– Выйти замуж, чтобы обрести господина и повелителя? Да вы, верно, шутите. А почему не женитесь вы?

– Неужели не догадываетесь? – спросил в свою очередь граф интригующим тоном.

Дейрдре смущенно опустила глаза:

– Да, я понимаю, что вопрос неуместен.

– Считаете, дело в моей репутации? – спросил граф мягко, но настойчиво. – Не могу притворяться и говорить, что все эти годы вел жизнь святого, но слухи обо мне сильно преувеличены. Не будете же вы ставить мне в вину мое прошлое?

– Пожалуй, и... Позвольте мне извиниться за необдуманные слова брата, с которыми он обратился к вам на Бонд-стрит сегодня утром. Право же, он не хотел оскорбить вас. Просто он привык говорить не подумав.

Граф молча смотрел на Дейрдре так долго, что она уже начала думать, не обидела ли его.

– Он просил вас поговорить со мной от своего имени?

– Конечно, нет! О, если бы он знал, что я сейчас здесь, с вами, он... – Дейрдре замолчала: разговор принял такой оборот, что продолжать его не хотелось.

– Он бы что? Умоляю вас, продолжайте!

– Не важно. Мне не следовало упоминать это.

– Но вы упомянули, Дейрдре, и я настаиваю на том, чтобы вы сказали то, что хотели сказать.

– Арман недолюбливает вас. Я так думаю, он вбил себе в голову, что влюблен в даму, к которой вы тоже питаете интерес.

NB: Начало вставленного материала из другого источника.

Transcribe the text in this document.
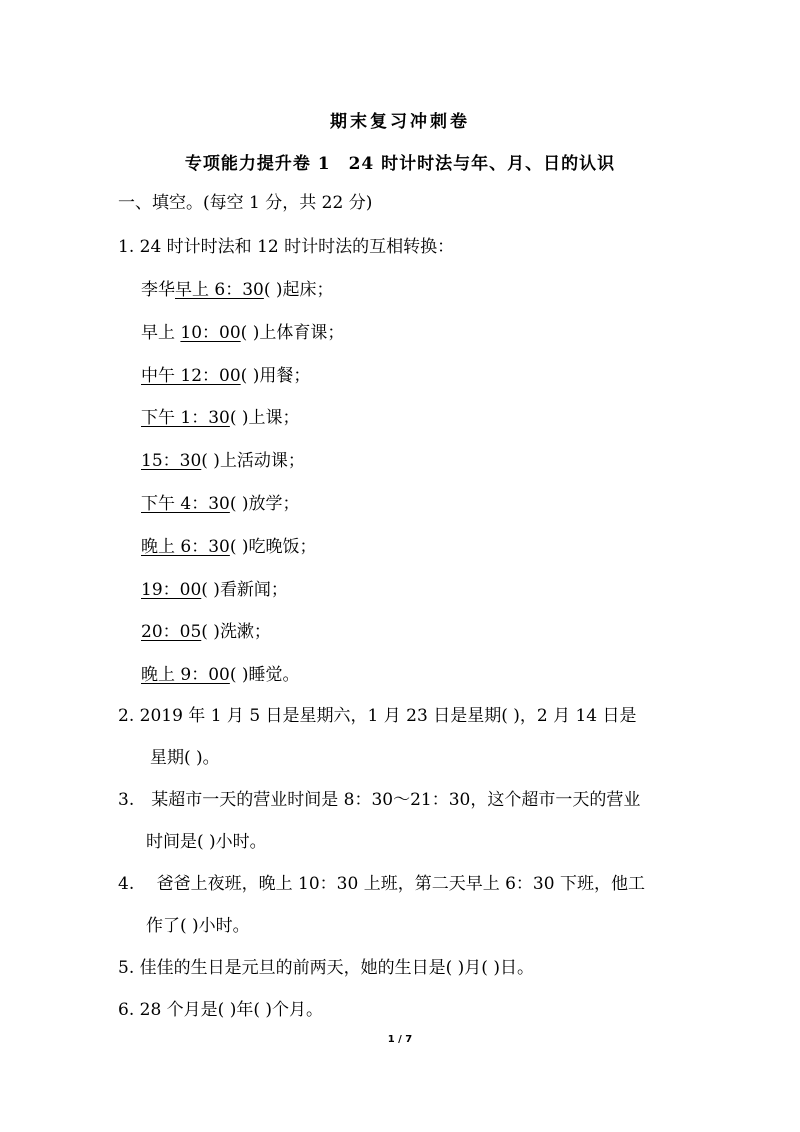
期末复习冲刺卷
专项能力提升卷 1　24 时计时法与年、月、日的认识
一、填空。(每空 1 分，共 22 分)
1. 24 时计时法和 12 时计时法的互相转换：
李华早上 6：30( )起床；
早上 10：00( )上体育课；
中午 12：00( )用餐；
下午 1：30( )上课；
15：30( )上活动课；
下午 4：30( )放学；
晚上 6：30( )吃晚饭；
19：00( )看新闻；
20：05( )洗漱；
晚上 9：00( )睡觉。
2. 2019 年 1 月 5 日是星期六，1 月 23 日是星期( )，2 月 14 日是
星期( )。
3.　某超市一天的营业时间是 8：30～21：30，这个超市一天的营业
时间是( )小时。
4.　 爸爸上夜班，晚上 10：30 上班，第二天早上 6：30 下班，他工
作了( )小时。
5. 佳佳的生日是元旦的前两天，她的生日是( )月( )日。
6. 28 个月是( )年( )个月。
1 / 7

– В самом деле? Вы говорите, я полагаю, о миссис Дыоинтерс? Снова вы слушаете сплетни, Дейрдре. Прискорбная ошибка. Мой интерес к миссис Дьюинтерс сугубо платонический. – Граф замолчал, а затем добавил тихо: – Она ничего для меня не значит.

Дейрдре почувствовала, как у нее с души упал тяжелый камень.

– Значит, Арман в безопасности? Дуэли не будет?

– У меня нет обыкновения драться на дуэли с детьми. Но скажите, вы всегда так сражаетесь за брата? Вместо него?

Намек на то, что она держит брата под каблуком, заставил Дейрдре снова напрячься.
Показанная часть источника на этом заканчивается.